What was Crazy Eddie convicted of?


What was Crazy Eddie convicted of?

racketeering and stock fraud charges
The man who turned the “Crazy Eddie” electronics stores into a retail giant before it collapsed amid federal fraud charges has died. Eddie Antar was 68. He was extradited back to the United States in 1993 and was convicted on racketeering and stock fraud charges. But that was overturned on appeal in 1995.

What laws did Crazy Eddie break?

Based upon these findings, this court held that the defendants were liable for insider trading, in violation of Section 17(a) of the Securities Act of 1933 (the “Securities Act”), 15 U.S.C. § 77q(a), Section 10(b) of the Securities and Exchange Act of 1934 (the “Exchange Act”), 15 U.S.C.

Why did Crazy Eddie go out of business?

Eddie Antar pleaded guilty to rackenteering conspiracy in 1993. But by the end of the 1980s, the stores were bankrupt and Antar ended up serving more than six years in prison after it was discovered that Crazy Eddie routinely understated its income to avoid taxes and then committed securities fraud after going public.

Is Eddie Antar still alive?

September 10, 2016Eddie Antar / Date of death

How did Crazy Eddie get caught?

Bank documents detailed almost $8 million in cash deposits from 1979 to 1983. This account was never disclosed on their tax returns and all deposits came from funds skimmed from Crazy Eddie. In June 1992, Eddie Antar was captured in Yavne, Israel. That same day, FBI agents arrested Mitchell and Allen Antar.

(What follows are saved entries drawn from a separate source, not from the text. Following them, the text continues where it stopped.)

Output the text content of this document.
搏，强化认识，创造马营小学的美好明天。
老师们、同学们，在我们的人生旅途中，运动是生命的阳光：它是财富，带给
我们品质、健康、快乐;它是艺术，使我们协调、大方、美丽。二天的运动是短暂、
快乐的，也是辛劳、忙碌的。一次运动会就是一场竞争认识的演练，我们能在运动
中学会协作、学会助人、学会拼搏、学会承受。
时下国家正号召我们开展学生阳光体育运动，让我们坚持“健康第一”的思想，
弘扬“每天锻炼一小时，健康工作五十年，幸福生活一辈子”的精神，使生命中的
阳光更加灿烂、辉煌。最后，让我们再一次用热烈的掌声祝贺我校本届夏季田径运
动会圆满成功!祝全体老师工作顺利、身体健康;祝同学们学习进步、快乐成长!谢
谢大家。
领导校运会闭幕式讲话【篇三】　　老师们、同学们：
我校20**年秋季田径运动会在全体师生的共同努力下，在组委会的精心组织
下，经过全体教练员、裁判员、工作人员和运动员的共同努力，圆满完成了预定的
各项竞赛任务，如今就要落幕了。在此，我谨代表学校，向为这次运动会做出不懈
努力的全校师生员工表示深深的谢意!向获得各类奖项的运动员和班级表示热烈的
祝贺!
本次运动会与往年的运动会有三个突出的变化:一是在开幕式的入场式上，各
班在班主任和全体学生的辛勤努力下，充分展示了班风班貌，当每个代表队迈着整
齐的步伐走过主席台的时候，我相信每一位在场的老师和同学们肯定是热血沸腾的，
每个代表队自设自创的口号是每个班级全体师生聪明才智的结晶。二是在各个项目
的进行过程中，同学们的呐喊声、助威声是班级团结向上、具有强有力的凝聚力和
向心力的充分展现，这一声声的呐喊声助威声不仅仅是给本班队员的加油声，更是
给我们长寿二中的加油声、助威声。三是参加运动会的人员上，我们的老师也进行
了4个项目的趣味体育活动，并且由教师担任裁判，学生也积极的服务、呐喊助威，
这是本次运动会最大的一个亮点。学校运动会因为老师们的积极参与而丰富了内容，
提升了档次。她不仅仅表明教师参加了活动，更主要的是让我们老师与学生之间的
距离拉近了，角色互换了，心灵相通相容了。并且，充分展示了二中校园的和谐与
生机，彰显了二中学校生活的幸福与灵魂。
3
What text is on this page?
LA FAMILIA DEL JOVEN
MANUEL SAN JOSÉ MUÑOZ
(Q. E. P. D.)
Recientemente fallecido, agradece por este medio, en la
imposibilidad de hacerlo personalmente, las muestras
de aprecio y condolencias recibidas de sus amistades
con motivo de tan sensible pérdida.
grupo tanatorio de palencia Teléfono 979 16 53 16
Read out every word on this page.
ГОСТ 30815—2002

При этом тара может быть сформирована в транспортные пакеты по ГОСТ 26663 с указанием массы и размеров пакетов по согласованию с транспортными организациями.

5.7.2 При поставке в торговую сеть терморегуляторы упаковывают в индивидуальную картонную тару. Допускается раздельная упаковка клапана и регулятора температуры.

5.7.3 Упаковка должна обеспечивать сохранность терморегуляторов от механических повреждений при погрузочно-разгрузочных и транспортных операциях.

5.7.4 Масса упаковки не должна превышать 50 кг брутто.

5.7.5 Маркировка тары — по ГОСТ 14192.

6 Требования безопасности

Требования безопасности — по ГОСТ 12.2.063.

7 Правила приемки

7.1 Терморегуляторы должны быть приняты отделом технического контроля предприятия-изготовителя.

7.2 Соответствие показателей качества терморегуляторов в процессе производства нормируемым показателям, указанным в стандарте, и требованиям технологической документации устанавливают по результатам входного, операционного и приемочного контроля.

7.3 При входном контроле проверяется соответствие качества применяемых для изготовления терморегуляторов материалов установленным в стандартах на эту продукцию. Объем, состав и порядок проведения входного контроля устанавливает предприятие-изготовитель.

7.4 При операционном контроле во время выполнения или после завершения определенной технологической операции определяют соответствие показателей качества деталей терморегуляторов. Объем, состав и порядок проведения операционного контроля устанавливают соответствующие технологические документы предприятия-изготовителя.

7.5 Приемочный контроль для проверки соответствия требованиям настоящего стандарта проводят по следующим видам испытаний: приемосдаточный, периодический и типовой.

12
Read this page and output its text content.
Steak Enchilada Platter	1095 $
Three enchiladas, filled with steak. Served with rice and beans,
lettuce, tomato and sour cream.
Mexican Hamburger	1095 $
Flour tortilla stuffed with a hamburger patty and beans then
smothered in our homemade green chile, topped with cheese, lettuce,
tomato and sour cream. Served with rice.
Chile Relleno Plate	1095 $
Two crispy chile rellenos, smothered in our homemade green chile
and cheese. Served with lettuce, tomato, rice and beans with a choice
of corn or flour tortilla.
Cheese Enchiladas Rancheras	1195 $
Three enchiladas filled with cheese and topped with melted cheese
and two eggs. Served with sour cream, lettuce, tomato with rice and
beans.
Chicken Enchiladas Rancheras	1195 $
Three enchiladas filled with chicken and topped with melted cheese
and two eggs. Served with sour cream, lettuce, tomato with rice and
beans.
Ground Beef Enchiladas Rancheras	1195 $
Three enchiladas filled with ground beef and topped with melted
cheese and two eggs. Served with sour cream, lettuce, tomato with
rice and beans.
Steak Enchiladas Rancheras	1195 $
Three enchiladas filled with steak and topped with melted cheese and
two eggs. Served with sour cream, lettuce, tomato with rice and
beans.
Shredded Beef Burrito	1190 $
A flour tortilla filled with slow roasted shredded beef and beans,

Did Crazy Eddie go to jail?

His 1993 conviction on fraud charges was overturned, but he eventually pleaded guilty in 1996. In 1997, Antar was sentenced to eight years in prison and was subject to numerous fines. He was released from prison in 1999. He died in 2016.

Who is the real Crazy Eddie?

The real star, a radio disc jockey named Jerry Carroll, performed in more than 7,500 radio and television commercials that ran for nearly 14 years, starting in 1975. The commercials always ended in the same way, with a signature touting of Crazy Eddie’s “in-s-a-a-a-a-ne” prices.

What did Crazy Eddie sell?

In 1969, he opened his first stereo shop, Sights and Sounds, on Kings Highway, but soon rebranded it Crazy Eddie. Capitalizing on the rise of VCRs and other consumer electronics, he expanded throughout the New York metropolitan area, eventually dominating the market by selling large quantities at thin profits.